I don't see any substantial time difference between forward/reverse unpacking, so I suppose you're right about foldr.
import Criterion.Main
import qualified Data.Text as Text
forward = take 200 . Text.unpack
backward = take 200 . Text.foldr (:) []
main = defaultMain
[ bgroup "forward"
[ env (pure $ Text.replicate 1000 "abc") $ \t -> bench "1000" $ nf forward t
, env (pure $ Text.replicate 1000000 "abc") $ \t -> bench "1000000" $ nf forward t
, env (pure $ Text.replicate 1000000000 "abc") $ \t -> bench "1000000000" $ nf forward t
]
, bgroup "backward"
[ env (pure $ Text.replicate 1000 "abc") $ \t -> bench "1000" $ nf backward t
, env (pure $ Text.replicate 1000000 "abc") $ \t -> bench "1000000" $ nf backward t
, env (pure $ Text.replicate 1000000000 "abc") $ \t -> bench "1000000000" $ nf backward t
]
]benchmarking forward/1000
time 2.441 μs (2.396 μs .. 2.496 μs)
0.998 R² (0.996 R² .. 0.999 R²)
mean 2.418 μs (2.396 μs .. 2.454 μs)
std dev 94.17 ns (67.51 ns .. 130.5 ns)
variance introduced by outliers: 52% (severely inflated)
benchmarking forward/1000000
time 2.529 μs (2.482 μs .. 2.586 μs)
0.997 R² (0.995 R² .. 0.999 R²)
mean 2.520 μs (2.489 μs .. 2.582 μs)
std dev 139.6 ns (97.44 ns .. 199.7 ns)
variance introduced by outliers: 69% (severely inflated)
benchmarking forward/1000000000
time 2.466 μs (2.435 μs .. 2.501 μs)
0.999 R² (0.999 R² .. 1.000 R²)
mean 2.455 μs (2.440 μs .. 2.476 μs)
std dev 59.03 ns (41.70 ns .. 77.29 ns)
variance introduced by outliers: 29% (moderately inflated)
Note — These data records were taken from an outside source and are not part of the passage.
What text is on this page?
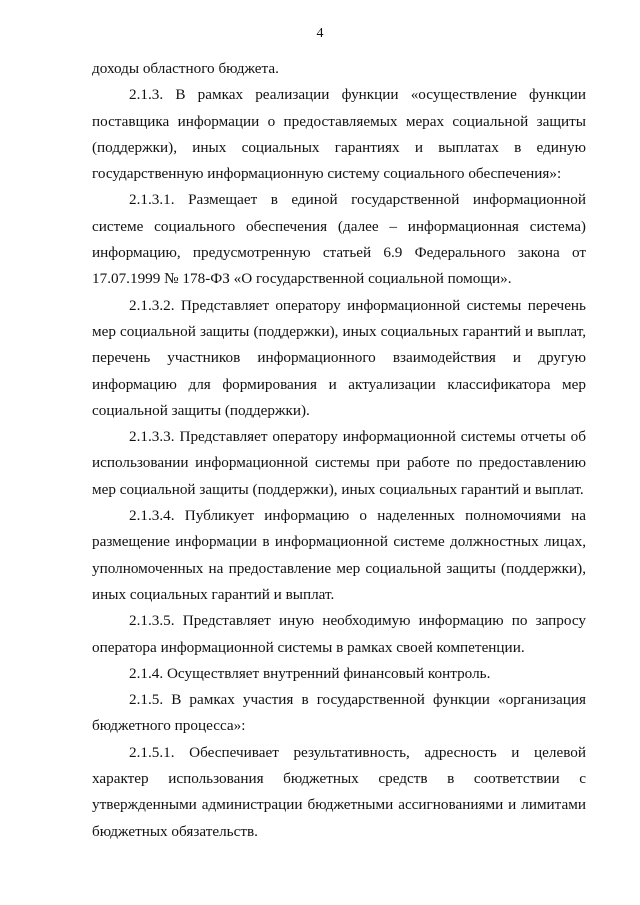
4

доходы областного бюджета.

2.1.3. В рамках реализации функции «осуществление функции поставщика информации о предоставляемых мерах социальной защиты (поддержки), иных социальных гарантиях и выплатах в единую государственную информационную систему социального обеспечения»:

2.1.3.1. Размещает в единой государственной информационной системе социального обеспечения (далее – информационная система) информацию, предусмотренную статьей 6.9 Федерального закона от 17.07.1999 № 178-ФЗ «О государственной социальной помощи».

2.1.3.2. Представляет оператору информационной системы перечень мер социальной защиты (поддержки), иных социальных гарантий и выплат, перечень участников информационного взаимодействия и другую информацию для формирования и актуализации классификатора мер социальной защиты (поддержки).

2.1.3.3. Представляет оператору информационной системы отчеты об использовании информационной системы при работе по предоставлению мер социальной защиты (поддержки), иных социальных гарантий и выплат.

2.1.3.4. Публикует информацию о наделенных полномочиями на размещение информации в информационной системе должностных лицах, уполномоченных на предоставление мер социальной защиты (поддержки), иных социальных гарантий и выплат.

2.1.3.5. Представляет иную необходимую информацию по запросу оператора информационной системы в рамках своей компетенции.

2.1.4. Осуществляет внутренний финансовый контроль.

2.1.5. В рамках участия в государственной функции «организация бюджетного процесса»:

2.1.5.1. Обеспечивает результативность, адресность и целевой характер использования бюджетных средств в соответствии с утвержденными администрации бюджетными ассигнованиями и лимитами бюджетных обязательств.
benchmarking backward/1000
time 2.499 μs (2.449 μs .. 2.552 μs)
0.997 R² (0.996 R² .. 0.999 R²)
mean 2.505 μs (2.469 μs .. 2.574 μs)
std dev 160.0 ns (97.61 ns .. 236.9 ns)
variance introduced by outliers: 74% (severely inflated)
benchmarking backward/1000000
time 2.490 μs (2.454 μs .. 2.529 μs)
0.998 R² (0.998 R² .. 0.999 R²)
mean 2.480 μs (2.458 μs .. 2.515 μs)
std dev 91.78 ns (59.58 ns .. 151.2 ns)
variance introduced by outliers: 49% (moderately inflated)
benchmarking backward/1000000000
time 2.467 μs (2.447 μs .. 2.495 μs)
0.999 R² (0.999 R² .. 1.000 R²)
mean 2.469 μs (2.453 μs .. 2.491 μs)
std dev 60.28 ns (46.57 ns .. 75.09 ns)
variance introduced by outliers: 30% (moderately inflated)
Perhaps all that I needed here was more clear documentation.
I had a brainfart moment. For a lazy reverse-into-string function, right now, the best safe solution seems to be using unsnoc as you did. Another way is to use Data.Text.Unsafe.reverseIter, which might be faster, or maybe not.
Ideally, I think a better solution would be provided by foldl (not foldr), but right now because all the folds go through stream, they all do left-to-right traversals. My point is that we could implement a lazy foldl as a right-to-left traversal, and that would give you lazy reverse-into-string without having to write a recursive function yourself.